So much for being creative. After scrapping Duke Energy’s plan to move coal ash away from Charlotte’s drinking-water sources, the city came up an “out of the box” counterproposal that was met with questions and serious objections at a City Council committee meeting Wednesday.
Following the Dan River spill, which focused attention on coal ash containment ponds around North Carolina, Duke Energy proposed repurposing ash that sits near Mt. Island Lake into construction fill for Charlotte-International Airport. The city deemed the idea too risky for the health and integrity of the airport and has offered a counterproposal: swapping 140 acres Charlotte owns near the airport for land Duke owns near long-term parking. Using a company that specializes in transporting and repurposing coal ash, Duke Energy would presumably truck 4.7 million tons from near Mt. Island Lake and bury it.
By giving up ownership of the land — bordered by Wilkinson Boulevard, I-485 and the Northfolk Southern rail line — the city would theoretically free itself of liability should any problems from the coal ash arise in the future. (If the coal ash isn’t held in a proper liner, there is a possibility that some could seep into the ground, as is happening at containment ponds around the state.

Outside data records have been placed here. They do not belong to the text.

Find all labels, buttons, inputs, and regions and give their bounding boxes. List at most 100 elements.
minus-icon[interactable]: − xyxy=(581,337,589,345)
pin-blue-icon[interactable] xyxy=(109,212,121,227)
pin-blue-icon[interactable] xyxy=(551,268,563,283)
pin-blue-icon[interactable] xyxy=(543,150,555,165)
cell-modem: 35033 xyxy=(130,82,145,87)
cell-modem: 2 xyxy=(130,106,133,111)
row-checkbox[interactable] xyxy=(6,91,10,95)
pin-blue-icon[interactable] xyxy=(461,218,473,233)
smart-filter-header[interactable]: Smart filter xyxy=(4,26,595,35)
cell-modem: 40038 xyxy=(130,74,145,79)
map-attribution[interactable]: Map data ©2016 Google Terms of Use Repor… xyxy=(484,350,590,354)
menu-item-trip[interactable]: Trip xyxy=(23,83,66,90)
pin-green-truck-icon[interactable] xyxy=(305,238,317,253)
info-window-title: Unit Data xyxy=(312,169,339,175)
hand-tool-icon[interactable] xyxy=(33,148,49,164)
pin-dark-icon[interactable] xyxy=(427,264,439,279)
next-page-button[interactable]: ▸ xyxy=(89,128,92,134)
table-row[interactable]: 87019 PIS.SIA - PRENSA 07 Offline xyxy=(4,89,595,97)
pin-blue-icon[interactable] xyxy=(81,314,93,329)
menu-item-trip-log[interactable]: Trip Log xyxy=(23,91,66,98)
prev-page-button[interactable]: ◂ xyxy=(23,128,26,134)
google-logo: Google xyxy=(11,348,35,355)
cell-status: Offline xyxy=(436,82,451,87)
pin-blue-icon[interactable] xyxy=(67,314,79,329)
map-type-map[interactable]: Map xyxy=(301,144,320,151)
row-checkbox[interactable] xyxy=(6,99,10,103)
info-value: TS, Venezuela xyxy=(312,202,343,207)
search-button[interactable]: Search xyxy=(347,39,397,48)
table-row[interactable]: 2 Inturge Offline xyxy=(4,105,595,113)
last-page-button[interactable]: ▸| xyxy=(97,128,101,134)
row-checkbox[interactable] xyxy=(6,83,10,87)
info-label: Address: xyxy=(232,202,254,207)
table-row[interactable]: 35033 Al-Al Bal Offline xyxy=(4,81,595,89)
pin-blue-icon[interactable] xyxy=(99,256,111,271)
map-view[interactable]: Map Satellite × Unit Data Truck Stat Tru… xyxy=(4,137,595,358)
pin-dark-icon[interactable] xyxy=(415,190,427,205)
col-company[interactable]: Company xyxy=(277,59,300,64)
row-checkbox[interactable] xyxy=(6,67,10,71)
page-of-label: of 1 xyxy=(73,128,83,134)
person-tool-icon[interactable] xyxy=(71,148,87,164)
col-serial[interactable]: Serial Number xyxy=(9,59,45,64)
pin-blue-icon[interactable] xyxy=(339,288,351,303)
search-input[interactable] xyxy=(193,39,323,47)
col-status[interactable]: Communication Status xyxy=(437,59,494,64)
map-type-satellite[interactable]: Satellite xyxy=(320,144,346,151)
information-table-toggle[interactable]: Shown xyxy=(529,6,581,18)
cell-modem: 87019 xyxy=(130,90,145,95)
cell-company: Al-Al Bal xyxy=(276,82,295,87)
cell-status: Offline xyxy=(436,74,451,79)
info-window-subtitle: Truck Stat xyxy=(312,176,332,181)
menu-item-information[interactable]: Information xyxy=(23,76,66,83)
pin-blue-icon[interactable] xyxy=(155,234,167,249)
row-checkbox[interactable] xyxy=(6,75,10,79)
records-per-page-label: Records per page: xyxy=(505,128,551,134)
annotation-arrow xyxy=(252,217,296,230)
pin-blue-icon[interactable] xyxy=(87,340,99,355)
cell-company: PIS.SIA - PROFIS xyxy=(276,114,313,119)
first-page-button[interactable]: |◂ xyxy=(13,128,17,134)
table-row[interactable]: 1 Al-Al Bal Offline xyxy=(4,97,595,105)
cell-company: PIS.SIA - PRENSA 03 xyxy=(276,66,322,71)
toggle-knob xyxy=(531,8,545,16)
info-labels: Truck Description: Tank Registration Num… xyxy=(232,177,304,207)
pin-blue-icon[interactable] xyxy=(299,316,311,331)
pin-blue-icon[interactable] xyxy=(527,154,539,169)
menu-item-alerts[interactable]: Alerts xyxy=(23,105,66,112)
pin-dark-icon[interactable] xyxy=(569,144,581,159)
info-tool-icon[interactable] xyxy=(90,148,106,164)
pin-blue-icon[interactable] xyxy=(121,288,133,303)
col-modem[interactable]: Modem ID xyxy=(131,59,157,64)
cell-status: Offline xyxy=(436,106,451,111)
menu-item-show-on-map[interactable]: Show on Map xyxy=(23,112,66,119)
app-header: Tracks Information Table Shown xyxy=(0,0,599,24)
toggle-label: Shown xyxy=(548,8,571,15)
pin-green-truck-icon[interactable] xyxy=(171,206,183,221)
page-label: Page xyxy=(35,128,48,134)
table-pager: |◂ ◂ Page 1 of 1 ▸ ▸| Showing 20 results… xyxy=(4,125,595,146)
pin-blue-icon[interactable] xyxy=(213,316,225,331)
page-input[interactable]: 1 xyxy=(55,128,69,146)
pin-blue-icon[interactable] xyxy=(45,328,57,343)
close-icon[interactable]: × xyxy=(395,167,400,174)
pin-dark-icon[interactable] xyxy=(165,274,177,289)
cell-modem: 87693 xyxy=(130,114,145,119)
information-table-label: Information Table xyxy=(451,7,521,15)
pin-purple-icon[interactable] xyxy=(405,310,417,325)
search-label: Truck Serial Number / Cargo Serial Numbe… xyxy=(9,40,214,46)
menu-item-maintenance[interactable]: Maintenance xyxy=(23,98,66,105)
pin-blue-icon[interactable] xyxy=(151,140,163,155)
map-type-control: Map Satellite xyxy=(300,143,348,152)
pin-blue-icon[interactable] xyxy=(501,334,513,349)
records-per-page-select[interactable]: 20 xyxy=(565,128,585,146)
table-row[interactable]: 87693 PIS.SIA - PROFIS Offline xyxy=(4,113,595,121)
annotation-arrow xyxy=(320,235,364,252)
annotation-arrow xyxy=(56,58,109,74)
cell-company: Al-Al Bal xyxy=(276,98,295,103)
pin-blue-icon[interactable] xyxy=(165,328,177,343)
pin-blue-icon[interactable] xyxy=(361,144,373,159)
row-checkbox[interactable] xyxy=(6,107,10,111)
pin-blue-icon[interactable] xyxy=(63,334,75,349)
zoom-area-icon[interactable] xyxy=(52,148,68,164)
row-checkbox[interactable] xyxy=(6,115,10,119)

The airport property contains several streams, and the city admitted in its due diligence review that the potential to contaminate nearby wells required more investigation.) An attorney for Duke said the company is just beginning to review the proposal. He declined to offer a deadline.
Councilman and environment committee member David Howard was the first to object, chiming in with an anecdote about a pleasant experience he had at the airport. “It makes me want to put a ring of protection around the airport.” The city’s proposal would move coal ash too close for Howard’s comfort (so close, in fact, that about 40 of the 140 acres serve as a runway-protection zone). “I continue to think of how big the state of North Carolina is. There’s a lot of places this could go other than next to the most important asset that we have in both Carolinas.” The city reviewed other real estate options, and none are big enough to house a project of this magnitude.
Howard, a Democrat, reiterated the complaints of westside residents who feel dumped on enough. “If this goes forward, I hope there’s a lot of conversation with advocates and others with how they feel about this. There’s an environment justice conversation that needs to be had.” The city’s review of the project reports that Charah would use tarps to cover the trucks and polymers to be sprayed over the ash to minimize dust during the trips to and from Mt. Island Lake, a concern raised in previous environmental committee meetings.
Several councilmen wondered whether the land-swap was a beneficial real estate transaction, considering the land would be used to house coal ash, and whether the public would buy into the idea. “I think the perception that we incur a cost and taxpayers are paying to help bring about a solution on relocation in the context of a land-swap would be a hard sell,” Republican Councilman Ed Driggs said. A hard sell indeed. Even if 220 trips were made daily Monday through Friday, the project would take five years to complete.
The environment committee didn’t vote on the plan and instead directed city staff to present their findings — and reiterate Wednesday’s conversation — during a regular City Council meeting.